The voltage divider idea may be problematic in this case. While it's true that using a voltage divider can be used to create a reduced voltage, the calculators [Vout = Vin * (R2/(R1+R2))] will only give you correct results if there's no load on the output voltage. Any load presented here (i.e.: mp3 player) will lower the resulting voltage from what the equation will say.

You could 'tune' the resistance, with the mp3 player connected, and that would get you the right voltage, by experimentation. But then it would be important to make sure the load didn't change, meaning that the headphone outputs would probably need to be hooked to another amp, instead of headphones or speakers. Otherwise, as soon as a it played a loud sound, the load would increase, and as a result, the input Voltage to the mp3 player would drop - possibly resetting it.

In general, electronics don't like pulling their supply through resistance. That's why supplies usually have big capacitors in them, and every chip has a capacitor right next to its power pin.

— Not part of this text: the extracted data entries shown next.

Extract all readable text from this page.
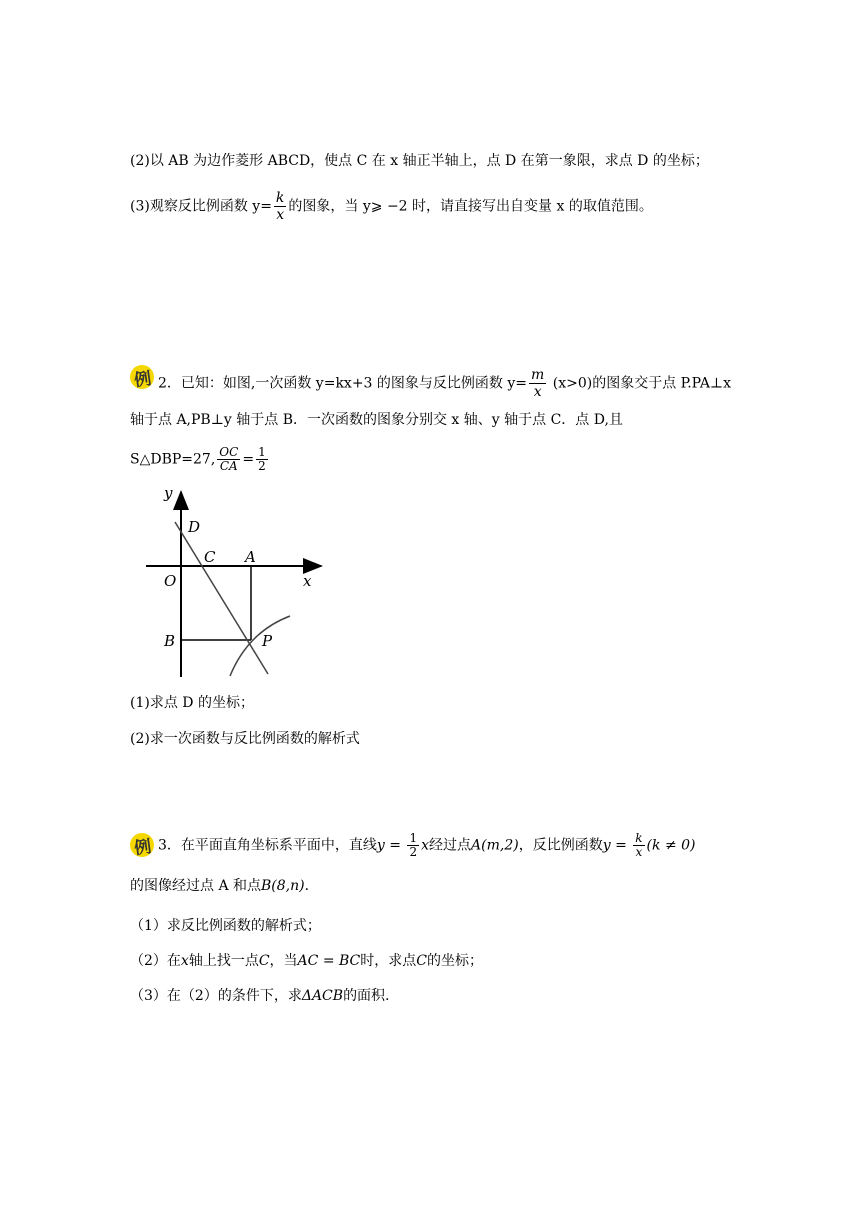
(2)以 AB 为边作菱形 ABCD，使点 C 在 x 轴正半轴上，点 D 在第一象限，求点 D 的坐标；
(3)观察反比例函数 $y= \frac{k}{x}$ 的图象，当 y⩾ −2 时，请直接写出自变量 x 的取值范围。
例 2．已知：如图,一次函数 y=kx+3 的图象与反比例函数 $y= \frac{m}{x} (x>0)$的图象交于点 P.PA⊥x
轴于点 A,PB⊥y 轴于点 B．一次函数的图象分别交 x 轴、y 轴于点 C．点 D,且
S△DBP=27, $\frac{OC}{CA} = \frac{1}{2}$
y
x
O
D
C A
B	P
(1)求点 D 的坐标；
(2)求一次函数与反比例函数的解析式
例 3．在平面直角坐标系平面中，直线$y = \frac{1}{2}$ x经过点A(m,2)，反比例函数$y = \frac{k}{x} (k \ne 0)$
的图像经过点 A 和点B(8,n)．
（1）求反比例函数的解析式；
（2）在x轴上找一点C，当AC = BC时，求点C的坐标；
（3）在（2）的条件下，求ΔACB的面积.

Here's a regulator you can get from Mouser, that will put out 1.5V To use this, connect your supply to a 100uF cap, and pins 5 & 4 of the regulator. Connect ground from your supply to pins 1 & 2 of the regulator. Finally, connect pin 3 of the regulator to a 100uF cap, and to your mp3 player.

- Hook

Hey, cool, Hook! That's a very useful device and I'll be ordering some for a couple of projects I have in mind. That's true that changes in the player voltage demand would cause a sag and a possible device reset. Could this be fixed by using a 100uF bypass cap across the divider output?
PS - not trying to hijack the thread. Might be better to answer via PM.